Social
Les grèves gagnent les transports
(Photo: AFP)
Au cours de cette semaine sociale, les lycéens ont, une fois encore, manifesté pour dire qu’ils étaient toujours en désaccord avec la réforme de l’éducation prévue par la loi Fillon. Les scientifiques ont pris le relais et sont sortis - comme l’année dernière – de leurs laboratoires pour protester, eux aussi, contre la politique du gouvernement concernant la stratégie de la recherche française pour les prochaines décennies. Mais c’est jeudi que les grandes manifestations sont annoncées. Les syndicats ont appelé les salariés, aussi bien du secteur public que du privé, à faire grève et à manifester. Au moment où plusieurs groupes industriels, des banques, des sociétés pétrolières viennent d’annoncer des profits record, leurs employés ont de multiples raisons de montrer leur mécontentement : malgré les bénéfices, l’emploi recule et se précarise, le pouvoir d’achat stagne, et les 35 heures peuvent disparaître.
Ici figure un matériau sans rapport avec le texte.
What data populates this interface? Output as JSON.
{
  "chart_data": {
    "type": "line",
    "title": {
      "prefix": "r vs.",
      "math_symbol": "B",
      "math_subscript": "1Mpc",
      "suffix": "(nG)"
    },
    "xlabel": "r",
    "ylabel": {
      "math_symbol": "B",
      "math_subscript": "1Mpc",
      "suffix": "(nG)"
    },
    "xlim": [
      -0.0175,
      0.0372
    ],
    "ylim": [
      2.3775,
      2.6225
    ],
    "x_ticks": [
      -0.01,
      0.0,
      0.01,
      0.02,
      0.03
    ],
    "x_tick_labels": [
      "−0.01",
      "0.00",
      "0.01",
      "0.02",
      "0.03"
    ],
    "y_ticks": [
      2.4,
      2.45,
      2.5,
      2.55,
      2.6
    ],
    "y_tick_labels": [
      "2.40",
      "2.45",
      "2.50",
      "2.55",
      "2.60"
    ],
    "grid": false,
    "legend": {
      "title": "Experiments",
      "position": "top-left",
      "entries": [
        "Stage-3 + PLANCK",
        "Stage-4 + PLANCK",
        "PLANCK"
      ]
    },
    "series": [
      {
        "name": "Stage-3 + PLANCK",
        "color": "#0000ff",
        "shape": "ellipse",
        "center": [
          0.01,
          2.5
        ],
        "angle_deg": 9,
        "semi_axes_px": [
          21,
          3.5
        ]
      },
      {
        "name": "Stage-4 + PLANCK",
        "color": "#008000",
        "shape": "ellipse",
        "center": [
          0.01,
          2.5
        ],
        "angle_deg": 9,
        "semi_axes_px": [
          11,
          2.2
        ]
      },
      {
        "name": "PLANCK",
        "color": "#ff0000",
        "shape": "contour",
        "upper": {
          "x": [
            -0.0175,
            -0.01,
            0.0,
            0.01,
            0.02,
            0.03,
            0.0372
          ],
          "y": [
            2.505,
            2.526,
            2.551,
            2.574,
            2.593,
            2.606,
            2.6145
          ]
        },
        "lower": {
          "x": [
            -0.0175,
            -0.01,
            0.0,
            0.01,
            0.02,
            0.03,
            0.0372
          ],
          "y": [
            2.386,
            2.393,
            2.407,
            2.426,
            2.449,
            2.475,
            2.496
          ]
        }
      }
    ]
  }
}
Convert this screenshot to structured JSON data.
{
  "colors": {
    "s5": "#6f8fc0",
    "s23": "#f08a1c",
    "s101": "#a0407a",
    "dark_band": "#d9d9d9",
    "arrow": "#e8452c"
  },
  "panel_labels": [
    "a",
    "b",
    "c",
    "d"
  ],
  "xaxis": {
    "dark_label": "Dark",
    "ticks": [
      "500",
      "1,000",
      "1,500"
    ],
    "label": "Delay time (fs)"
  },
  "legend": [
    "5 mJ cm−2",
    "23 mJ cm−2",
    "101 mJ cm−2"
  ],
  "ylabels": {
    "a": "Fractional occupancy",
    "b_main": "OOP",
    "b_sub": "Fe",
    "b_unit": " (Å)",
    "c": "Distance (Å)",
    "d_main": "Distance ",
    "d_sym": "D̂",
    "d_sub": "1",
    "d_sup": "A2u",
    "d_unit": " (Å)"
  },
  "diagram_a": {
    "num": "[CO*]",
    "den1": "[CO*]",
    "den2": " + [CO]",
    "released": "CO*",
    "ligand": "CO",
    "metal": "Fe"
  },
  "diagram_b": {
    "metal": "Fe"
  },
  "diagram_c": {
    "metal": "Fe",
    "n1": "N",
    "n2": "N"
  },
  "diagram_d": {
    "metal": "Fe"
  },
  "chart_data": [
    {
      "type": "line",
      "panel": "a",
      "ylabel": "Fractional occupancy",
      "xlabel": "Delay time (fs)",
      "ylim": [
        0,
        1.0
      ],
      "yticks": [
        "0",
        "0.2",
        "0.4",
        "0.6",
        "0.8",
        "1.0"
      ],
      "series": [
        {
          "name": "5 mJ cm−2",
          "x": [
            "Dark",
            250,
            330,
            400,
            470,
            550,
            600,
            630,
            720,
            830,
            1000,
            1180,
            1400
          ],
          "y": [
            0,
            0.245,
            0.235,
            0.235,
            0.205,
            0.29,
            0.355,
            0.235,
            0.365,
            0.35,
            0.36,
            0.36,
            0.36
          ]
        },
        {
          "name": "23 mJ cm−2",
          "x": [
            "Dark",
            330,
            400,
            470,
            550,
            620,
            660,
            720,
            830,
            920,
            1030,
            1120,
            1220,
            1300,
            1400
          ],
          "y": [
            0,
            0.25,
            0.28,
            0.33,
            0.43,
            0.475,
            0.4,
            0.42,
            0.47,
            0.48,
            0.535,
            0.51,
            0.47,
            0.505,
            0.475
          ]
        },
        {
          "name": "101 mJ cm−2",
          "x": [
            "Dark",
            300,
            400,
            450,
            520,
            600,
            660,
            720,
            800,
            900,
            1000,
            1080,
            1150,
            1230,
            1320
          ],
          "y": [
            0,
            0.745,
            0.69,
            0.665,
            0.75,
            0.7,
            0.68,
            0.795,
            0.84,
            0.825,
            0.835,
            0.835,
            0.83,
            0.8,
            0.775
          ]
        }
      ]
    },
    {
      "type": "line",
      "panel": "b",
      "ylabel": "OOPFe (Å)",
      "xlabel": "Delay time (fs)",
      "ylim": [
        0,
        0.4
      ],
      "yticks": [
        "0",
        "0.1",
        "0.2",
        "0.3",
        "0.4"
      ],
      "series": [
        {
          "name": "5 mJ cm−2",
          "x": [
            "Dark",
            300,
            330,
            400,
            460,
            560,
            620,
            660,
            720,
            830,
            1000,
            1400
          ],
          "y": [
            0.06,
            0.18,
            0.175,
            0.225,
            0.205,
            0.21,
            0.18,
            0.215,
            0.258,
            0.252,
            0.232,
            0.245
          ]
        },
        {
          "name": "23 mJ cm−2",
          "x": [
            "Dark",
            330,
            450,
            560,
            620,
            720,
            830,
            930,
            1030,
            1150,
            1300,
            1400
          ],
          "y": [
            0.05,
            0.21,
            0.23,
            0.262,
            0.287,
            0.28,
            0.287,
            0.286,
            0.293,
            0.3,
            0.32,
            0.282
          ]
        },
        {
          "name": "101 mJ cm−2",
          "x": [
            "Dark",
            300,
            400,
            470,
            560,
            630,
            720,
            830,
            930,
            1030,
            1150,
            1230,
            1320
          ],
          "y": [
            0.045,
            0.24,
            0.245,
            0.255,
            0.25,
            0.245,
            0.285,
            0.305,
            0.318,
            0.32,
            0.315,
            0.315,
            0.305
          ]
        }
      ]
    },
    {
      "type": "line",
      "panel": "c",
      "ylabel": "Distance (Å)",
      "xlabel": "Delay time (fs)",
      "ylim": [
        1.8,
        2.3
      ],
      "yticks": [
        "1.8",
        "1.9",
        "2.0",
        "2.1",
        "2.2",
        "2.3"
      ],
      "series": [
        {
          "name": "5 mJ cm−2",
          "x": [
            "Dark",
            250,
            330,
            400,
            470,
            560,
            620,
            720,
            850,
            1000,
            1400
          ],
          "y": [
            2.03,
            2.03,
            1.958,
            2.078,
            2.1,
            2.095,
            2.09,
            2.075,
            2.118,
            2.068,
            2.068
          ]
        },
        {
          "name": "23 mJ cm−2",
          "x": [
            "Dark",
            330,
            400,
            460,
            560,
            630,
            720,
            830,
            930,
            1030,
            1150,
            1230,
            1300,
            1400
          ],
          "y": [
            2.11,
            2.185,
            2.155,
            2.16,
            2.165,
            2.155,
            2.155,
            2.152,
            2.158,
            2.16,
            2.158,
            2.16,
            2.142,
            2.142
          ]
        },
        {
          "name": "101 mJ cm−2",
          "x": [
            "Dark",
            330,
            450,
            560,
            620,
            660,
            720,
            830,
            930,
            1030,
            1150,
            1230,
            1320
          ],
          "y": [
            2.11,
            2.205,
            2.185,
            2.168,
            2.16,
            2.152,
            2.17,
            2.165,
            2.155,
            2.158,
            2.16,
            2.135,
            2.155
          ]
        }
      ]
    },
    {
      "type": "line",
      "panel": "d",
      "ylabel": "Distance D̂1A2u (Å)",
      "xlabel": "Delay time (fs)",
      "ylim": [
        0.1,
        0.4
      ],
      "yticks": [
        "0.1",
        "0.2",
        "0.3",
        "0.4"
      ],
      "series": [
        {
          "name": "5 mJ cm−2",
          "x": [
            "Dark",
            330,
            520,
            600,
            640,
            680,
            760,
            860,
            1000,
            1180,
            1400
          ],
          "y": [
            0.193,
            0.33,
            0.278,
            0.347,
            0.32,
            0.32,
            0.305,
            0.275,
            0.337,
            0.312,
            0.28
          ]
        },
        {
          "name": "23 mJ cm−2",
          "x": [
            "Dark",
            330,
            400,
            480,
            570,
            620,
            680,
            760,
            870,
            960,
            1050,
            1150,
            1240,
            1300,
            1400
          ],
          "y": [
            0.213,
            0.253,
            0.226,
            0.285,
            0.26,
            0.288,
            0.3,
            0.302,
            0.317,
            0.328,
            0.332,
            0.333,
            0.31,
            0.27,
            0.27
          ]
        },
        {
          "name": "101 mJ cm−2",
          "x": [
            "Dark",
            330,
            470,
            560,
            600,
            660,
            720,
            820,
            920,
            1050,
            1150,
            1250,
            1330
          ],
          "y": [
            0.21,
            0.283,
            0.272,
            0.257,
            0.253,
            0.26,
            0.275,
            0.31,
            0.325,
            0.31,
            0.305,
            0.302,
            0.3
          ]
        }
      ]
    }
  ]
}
La journée s’annonce si chaotique que plusieurs ministres se sont déjà exprimés. Jean-Louis Borloo, ministre de l’Emploi, du Travail et de la Cohésion sociale a confirmé la réunion de la commission nationale de la négociation collective le 18 mars, « pour regarder l’évolution du pouvoir d’achat cette année ». Les organisations syndicales avaient demandé la réunion de cette commission après l’annonce de la santé financière exceptionnelle des entreprises cotées en bourse.
Une mauvaise image de la capitale ?
De son côté le ministres des Transports Gilles de Robien s’est félicité « du très, très gros effort d’information » réalisé par la SNCF et la RATP à la veille de cette journée de grève dans les transports publics. Il faut dire que dans ce secteur, la journée s’annonce très difficile. La moitié des TGV devraient circuler et un tiers seulement des trains Corail et des TER, les trains express régionaux. La RATP prévoit de fortes perturbations dans le métro, sur les lignes de RER et d’autobus. Dans les grandes villes de province, les transports publics seront également paralysés. Le transport aérien devrait être touché, annonce la Direction générale de l’aviation civile (DGAC) puisque les contrôleurs aériens sont des fonctionnaires.
Le SNUipp-FSU, principal syndicat de l’enseignement primaire estime à 60 % le pourcentage de grévistes jeudi dans les écoles maternelles et élémentaires publiques. Il s’agit de protester contre le projet de loi Fillon et de réclamer plus de moyens pour l’éducation. A EDF, les syndicats appellent également le personnel à la grève. Cependant la CGT Mines-Energie a annoncé qu’il n’y aurait pas de coupure d’électricité. Décision prise pour ne pas aggraver la situation alors que certains abonnés subissent encore des coupures de courant en raison des intempéries.
A la veille de cette journée noire, Jean-François Copé, porte-parole du gouvernement, a déclaré que le gouvernement serait « évidemment très attentif » au message de cette journée de mobilisation. « La politique que nous menons depuis 2002 vise, décision après décision, réforme après réforme, à apporter de nombreuses réponses aux interrogations ou aux inquiétudes des Français sur des sujets aussi divers que le pouvoir d’achat, la modernisation de notre pays, la préservation de nos services publics, la préservation de notre modèle social ».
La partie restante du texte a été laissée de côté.